Dans cette dernière hypothèse, les parties civiles doivent donc saisir la CIVI sans attendre l'expiration des voies de recours contre la décision leur allouant des dommages et intérêts, comme c'était le cas avant la loi du 15 juin 2000.
Or, comme le soulignait lors des débats à l'Assemblée nationale Olivier Dussopt, secrétaire d'État auprès du ministre de l'action et des comptes publics, certaines victimes peuvent légitimement vouloir attendre une décision définitive du juge qui ne puisse plus être contestée et, le cas échéant, tenter de recouvrer les dommages et intérêts contre l'auteur des faits avant de faire appel à la solidarité nationale pour obtenir une indemnisation .
Le fait que la Cour de cassation ait été appelée à se prononcer en 2013 sur le délai applicable est lié à une évolution dans la pratique des tribunaux. L'information prévue à l'article 706-15 4 ( * ) est en effet automatiquement et systématiquement intégrée aux décisions accordant des dommages-intérêts du fait du développement de la numérisation. Cette inclusion, qui n'était pas systématique avant les années 2010, fait courir un délai qui, en pratique, n'était pas auparavant opposable aux victimes dans la grande majorité des cas. Le développement du contentieux et le nombre de décisions de la Cour de cassation sur ce sujet est également à mettre en relation avec la difficulté qu'ont pu rencontrer certains avocats à maîtriser cette différence de délais. L'impossibilité d'obtenir une indemnisation, si elle leur est imputable, entraîne la mise en cause de leur responsabilité.
* 2 Article 706-15 du code de procédure pénale : « Lorsqu'une juridiction condamne l'auteur d'une infraction mentionnée aux articles 706-3 et 706-14 à verser des dommages-intérêts à la partie civile, elle informe cette dernière de la possibilité de saisir la commission d'indemnisation des victimes d'infraction d'une demande d'indemnité ou de saisir le fonds de garantie des victimes des actes de terrorisme et d'autres infractions d'une demande d'aide au recouvrement. »
* 3 Arrêt n° 12-15.377 de la deuxième chambre civile du 28 mars 2013.
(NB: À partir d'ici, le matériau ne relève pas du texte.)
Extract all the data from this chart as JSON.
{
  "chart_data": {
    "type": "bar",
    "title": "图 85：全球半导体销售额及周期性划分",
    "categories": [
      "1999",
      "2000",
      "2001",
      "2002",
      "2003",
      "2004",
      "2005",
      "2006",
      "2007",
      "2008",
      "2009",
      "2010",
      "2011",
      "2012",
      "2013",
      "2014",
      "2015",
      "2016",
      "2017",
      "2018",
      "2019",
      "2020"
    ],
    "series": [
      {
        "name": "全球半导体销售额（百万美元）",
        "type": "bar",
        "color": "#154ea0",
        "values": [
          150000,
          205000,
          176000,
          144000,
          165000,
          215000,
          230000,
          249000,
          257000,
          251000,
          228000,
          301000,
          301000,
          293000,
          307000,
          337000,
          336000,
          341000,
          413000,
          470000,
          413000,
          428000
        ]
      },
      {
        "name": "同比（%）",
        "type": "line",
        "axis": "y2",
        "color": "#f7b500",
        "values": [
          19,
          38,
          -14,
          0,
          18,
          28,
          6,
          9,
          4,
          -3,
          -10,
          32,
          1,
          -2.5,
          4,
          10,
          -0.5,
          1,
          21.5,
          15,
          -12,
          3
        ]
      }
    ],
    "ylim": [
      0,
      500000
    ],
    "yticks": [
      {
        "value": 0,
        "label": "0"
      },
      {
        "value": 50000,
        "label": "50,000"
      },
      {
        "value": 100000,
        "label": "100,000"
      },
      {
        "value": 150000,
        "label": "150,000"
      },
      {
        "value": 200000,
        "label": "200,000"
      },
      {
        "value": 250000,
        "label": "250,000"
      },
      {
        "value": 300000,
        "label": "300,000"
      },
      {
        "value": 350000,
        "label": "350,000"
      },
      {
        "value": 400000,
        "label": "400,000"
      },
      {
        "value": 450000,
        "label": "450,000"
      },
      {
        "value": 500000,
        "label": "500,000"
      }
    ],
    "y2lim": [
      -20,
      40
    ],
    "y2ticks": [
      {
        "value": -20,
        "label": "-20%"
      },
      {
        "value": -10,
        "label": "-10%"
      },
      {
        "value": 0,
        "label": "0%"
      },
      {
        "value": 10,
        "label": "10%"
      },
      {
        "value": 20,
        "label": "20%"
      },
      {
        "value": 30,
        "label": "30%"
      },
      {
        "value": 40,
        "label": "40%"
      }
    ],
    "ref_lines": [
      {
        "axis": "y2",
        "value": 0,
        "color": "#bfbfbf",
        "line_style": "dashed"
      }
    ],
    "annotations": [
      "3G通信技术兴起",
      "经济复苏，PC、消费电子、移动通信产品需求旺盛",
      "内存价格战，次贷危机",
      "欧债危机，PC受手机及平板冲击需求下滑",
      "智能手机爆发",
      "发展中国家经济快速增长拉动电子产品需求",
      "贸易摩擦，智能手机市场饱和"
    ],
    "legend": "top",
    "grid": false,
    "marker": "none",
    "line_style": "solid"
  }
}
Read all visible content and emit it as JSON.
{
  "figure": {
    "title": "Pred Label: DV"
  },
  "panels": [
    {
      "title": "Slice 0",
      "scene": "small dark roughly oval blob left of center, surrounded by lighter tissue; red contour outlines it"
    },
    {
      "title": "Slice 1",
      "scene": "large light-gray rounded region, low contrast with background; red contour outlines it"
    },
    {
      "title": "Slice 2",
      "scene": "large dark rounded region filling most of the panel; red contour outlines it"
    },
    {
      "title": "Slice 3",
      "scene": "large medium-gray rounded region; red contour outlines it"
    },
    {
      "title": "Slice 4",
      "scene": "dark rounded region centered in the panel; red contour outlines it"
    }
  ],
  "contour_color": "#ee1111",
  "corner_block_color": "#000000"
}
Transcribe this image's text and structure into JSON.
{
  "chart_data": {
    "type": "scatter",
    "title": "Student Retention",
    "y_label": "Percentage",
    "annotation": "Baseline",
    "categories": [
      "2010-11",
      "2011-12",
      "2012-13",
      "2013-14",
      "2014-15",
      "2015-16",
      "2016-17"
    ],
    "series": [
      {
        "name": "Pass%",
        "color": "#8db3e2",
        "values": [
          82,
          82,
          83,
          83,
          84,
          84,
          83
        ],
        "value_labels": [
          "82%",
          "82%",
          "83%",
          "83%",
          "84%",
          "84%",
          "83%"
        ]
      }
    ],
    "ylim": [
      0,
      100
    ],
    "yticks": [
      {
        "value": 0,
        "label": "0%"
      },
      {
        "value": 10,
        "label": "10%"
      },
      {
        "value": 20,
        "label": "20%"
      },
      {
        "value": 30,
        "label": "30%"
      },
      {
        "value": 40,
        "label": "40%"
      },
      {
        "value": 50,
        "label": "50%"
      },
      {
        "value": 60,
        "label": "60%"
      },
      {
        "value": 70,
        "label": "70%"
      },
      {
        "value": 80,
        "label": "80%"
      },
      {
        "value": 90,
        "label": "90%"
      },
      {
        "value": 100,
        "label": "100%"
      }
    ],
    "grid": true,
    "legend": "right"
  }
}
* 4 Lorsqu'une juridiction condamne l'auteur d'une infraction mentionnée aux articles 706-3 et 706-14 à verser des dommages-intérêts à la partie civile, elle informe cette dernière de la possibilité de saisir la commission d'indemnisation des victimes d'infraction d'une demande d'indemnité ou de saisir le fonds de garantie des victimes des actes de terrorisme et d'autres infractions d'une demande d'aide au recouvrement.